Key insights from the study include:

  • Early‑stage trade‑off visibility: By modeling accuracy loss analytically before hardware synthesis, Locate enables rapid pruning of unsuitable AAs, dramatically shortening the design cycle.
  • Robustness of AAs for Viterbi: Despite the cumulative nature of metric calculations, many AAs introduce errors that cancel out or remain below the decision threshold, especially in high‑SNR regimes or when the underlying statistical model (e.g., HMM) is tolerant to small metric perturbations.
  • Synergy with other optimizations: Locate can be combined with voltage scaling, clock gating, or architectural techniques (e.g., parallel path pruning) to further push the efficiency envelope.

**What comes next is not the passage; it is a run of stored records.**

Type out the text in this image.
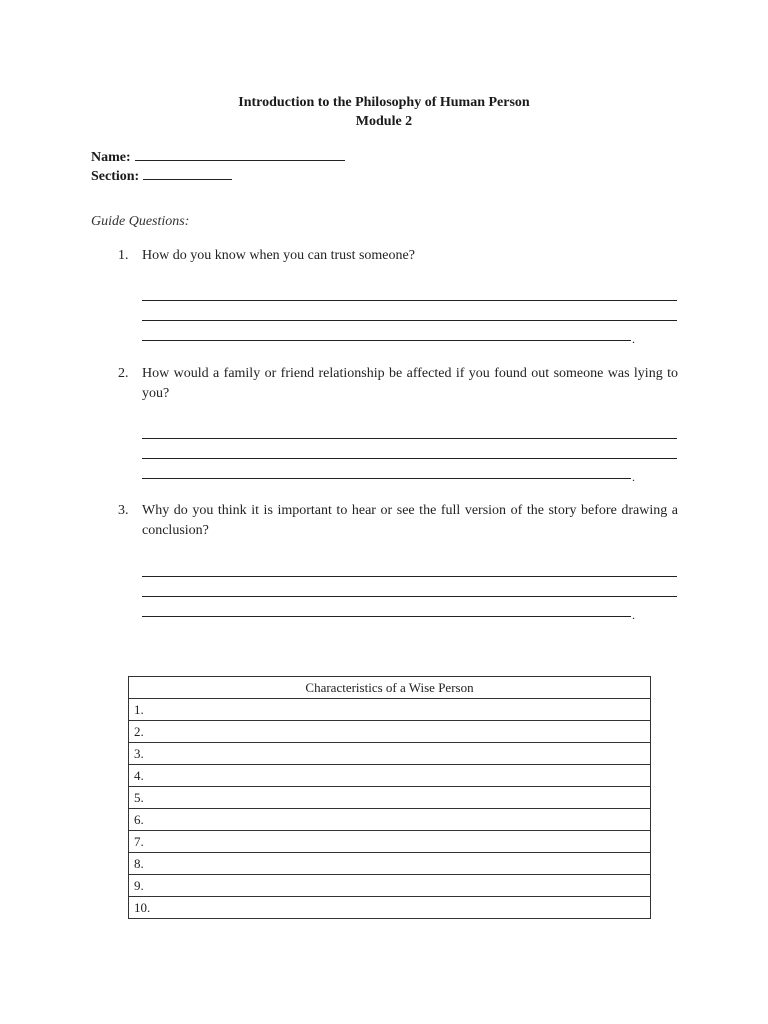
Introduction to the Philosophy of Human Person
Module 2
Name:
Section:
Guide Questions:
1. How do you know when you can trust someone?
.
2. How would a family or friend relationship be affected if you found out someone was lying to you?
.
3. Why do you think it is important to hear or see the full version of the story before drawing a conclusion?
.
Characteristics of a Wise Person
1.
2.
3.
4.
5.
6.
7.
8.
9.
10.
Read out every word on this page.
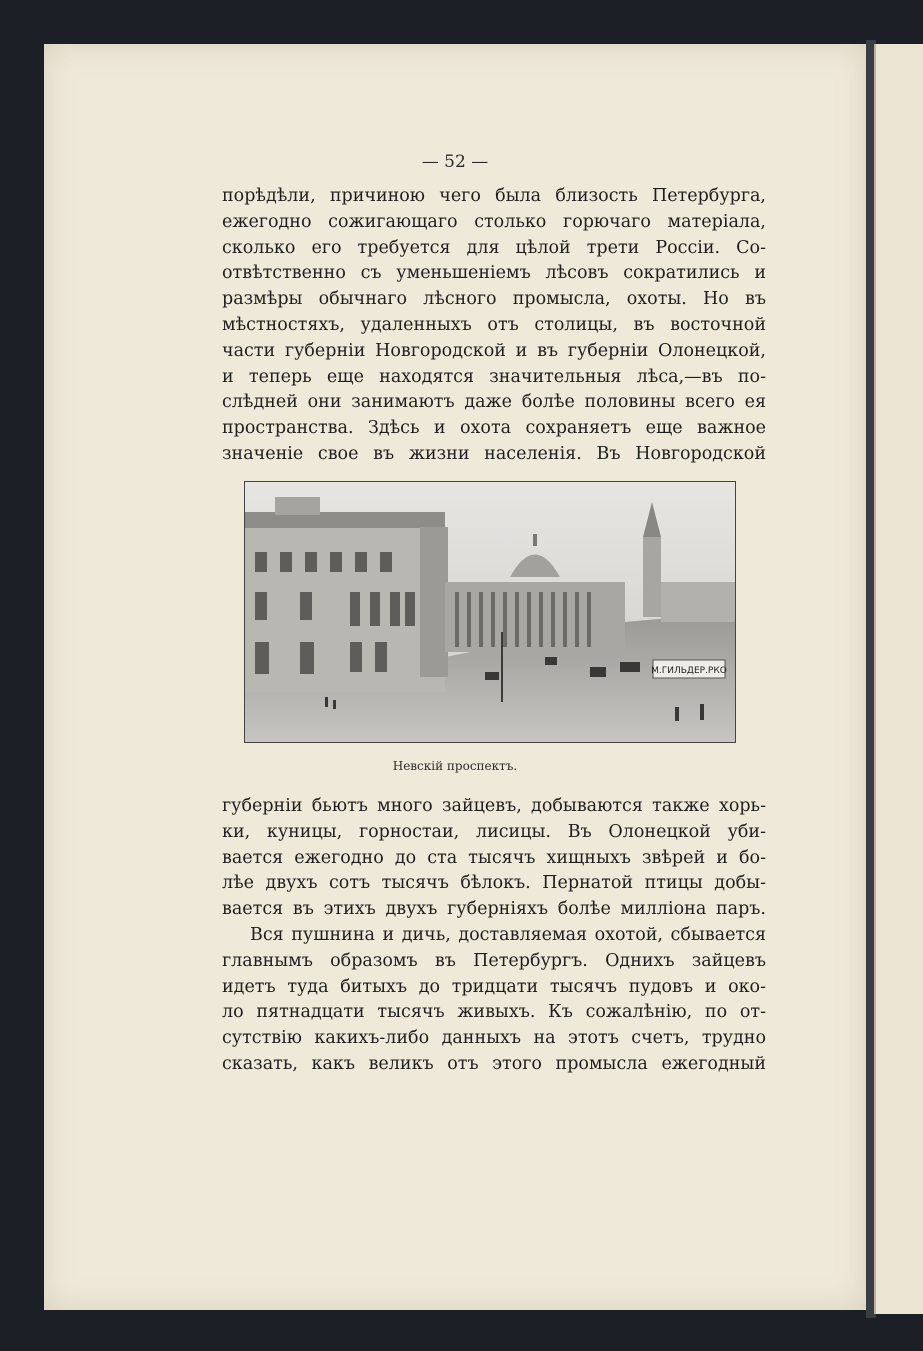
— 52 —
порѣдѣли, причиною чего была близость Петербурга,
ежегодно сожигающаго столько горючаго матеріала,
сколько его требуется для цѣлой трети Россіи. Со-
отвѣтственно съ уменьшеніемъ лѣсовъ сократились и
размѣры обычнаго лѣсного промысла, охоты. Но въ
мѣстностяхъ, удаленныхъ отъ столицы, въ восточной
части губерніи Новгородской и въ губерніи Олонецкой,
и теперь еще находятся значительныя лѣса,—въ по-
слѣдней они занимаютъ даже болѣе половины всего ея
пространства. Здѣсь и охота сохраняетъ еще важное
значеніе свое въ жизни населенія. Въ Новгородской
М.ГИЛЬДЕР.РКО
Невскій проспектъ.
губерніи бьютъ много зайцевъ, добываются также хорь-
ки, куницы, горностаи, лисицы. Въ Олонецкой уби-
вается ежегодно до ста тысячъ хищныхъ звѣрей и бо-
лѣе двухъ сотъ тысячъ бѣлокъ. Пернатой птицы добы-
вается въ этихъ двухъ губерніяхъ болѣе милліона паръ.
Вся пушнина и дичь, доставляемая охотой, сбывается
главнымъ образомъ въ Петербургъ. Однихъ зайцевъ
идетъ туда битыхъ до тридцати тысячъ пудовъ и око-
ло пятнадцати тысячъ живыхъ. Къ сожалѣнію, по от-
сутствію какихъ-либо данныхъ на этотъ счетъ, трудно
сказать, какъ великъ отъ этого промысла ежегодный
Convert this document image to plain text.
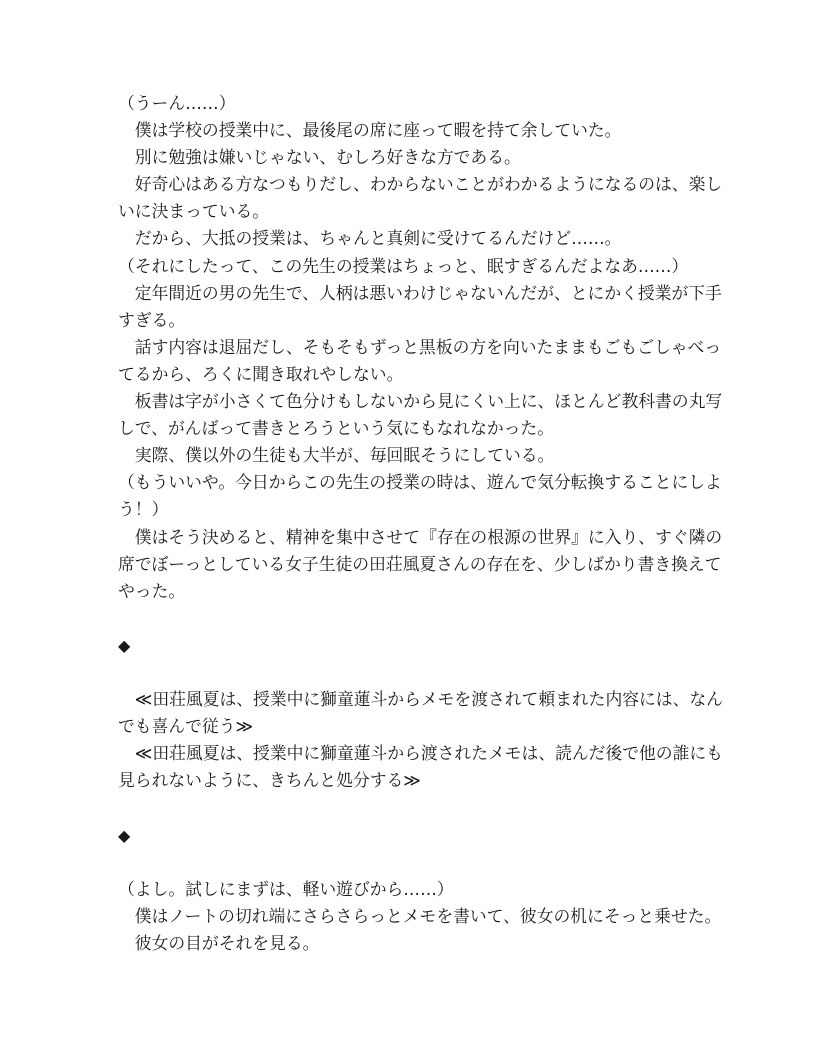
（うーん……）
　僕は学校の授業中に、最後尾の席に座って暇を持て余していた。
　別に勉強は嫌いじゃない、むしろ好きな方である。
　好奇心はある方なつもりだし、わからないことがわかるようになるのは、楽し
いに決まっている。
　だから、大抵の授業は、ちゃんと真剣に受けてるんだけど……。
（それにしたって、この先生の授業はちょっと、眠すぎるんだよなあ……）
　定年間近の男の先生で、人柄は悪いわけじゃないんだが、とにかく授業が下手
すぎる。
　話す内容は退屈だし、そもそもずっと黒板の方を向いたままもごもごしゃべっ
てるから、ろくに聞き取れやしない。
　板書は字が小さくて色分けもしないから見にくい上に、ほとんど教科書の丸写
しで、がんばって書きとろうという気にもなれなかった。
　実際、僕以外の生徒も大半が、毎回眠そうにしている。
（もういいや。今日からこの先生の授業の時は、遊んで気分転換することにしよ
う！）
　僕はそう決めると、精神を集中させて『存在の根源の世界』に入り、すぐ隣の
席でぼーっとしている女子生徒の田荘風夏さんの存在を、少しばかり書き換えて
やった。
◆
　≪田荘風夏は、授業中に獅童蓮斗からメモを渡されて頼まれた内容には、なん
でも喜んで従う≫
　≪田荘風夏は、授業中に獅童蓮斗から渡されたメモは、読んだ後で他の誰にも
見られないように、きちんと処分する≫
◆
（よし。試しにまずは、軽い遊びから……）
　僕はノートの切れ端にさらさらっとメモを書いて、彼女の机にそっと乗せた。
　彼女の目がそれを見る。
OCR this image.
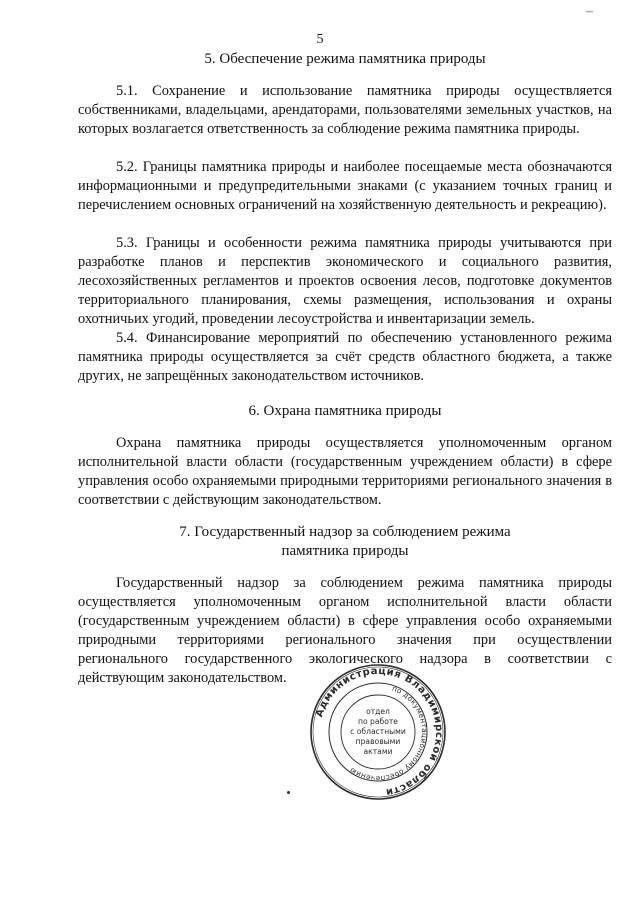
–
5
5. Обеспечение режима памятника природы

5.1. Сохранение и использование памятника природы осуществляется собственниками, владельцами, арендаторами, пользователями земельных участков, на которых возлагается ответственность за соблюдение режима памятника природы.

5.2. Границы памятника природы и наиболее посещаемые места обозначаются информационными и предупредительными знаками (с указанием точных границ и перечислением основных ограничений на хозяйственную деятельность и рекреацию).

5.3. Границы и особенности режима памятника природы учитываются при разработке планов и перспектив экономического и социального развития, лесохозяйственных регламентов и проектов освоения лесов, подготовке документов территориального планирования, схемы размещения, использования и охраны охотничьих угодий, проведении лесоустройства и инвентаризации земель.

5.4. Финансирование мероприятий по обеспечению установленного режима памятника природы осуществляется за счёт средств областного бюджета, а также других, не запрещённых законодательством источников.

6. Охрана памятника природы

Охрана памятника природы осуществляется уполномоченным органом исполнительной власти области (государственным учреждением области) в сфере управления особо охраняемыми природными территориями регионального значения в соответствии с действующим законодательством.

7. Государственный надзор за соблюдением режима
памятника природы

Государственный надзор за соблюдением режима памятника природы осуществляется уполномоченным органом исполнительной власти области (государственным учреждением области) в сфере управления особо охраняемыми природными территориями регионального значения при осуществлении регионального государственного экологического надзора в соответствии с действующим законодательством.

Администрация Владимирской области
по документационному обеспечению
отдел
по работе
с областными
правовыми
актами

The paper also discusses limitations. The error model assumes statistically independent input patterns; pathological sequences or extremely low‑SNR channels could amplify AA errors, necessitating additional verification. Moreover, the current focus is solely on the ACSU; extending approximation to the traceback unit or memory interfaces could unlock additional savings but would require new modeling techniques. Finally, integrating the AA library and the DSE flow into a commercial ASIC design environment would benefit from automated toolchains for library generation and re‑characterization across process corners.

In conclusion, Locate demonstrates that approximate arithmetic, when applied judiciously and guided by a rigorous accuracy‑impact model, can substantially improve the power‑area efficiency of Viterbi decoders across disparate domains. The framework provides a practical pathway for hardware designers to explore and adopt approximate computing techniques early in the design process, paving the way for more energy‑aware communication and machine‑learning hardware.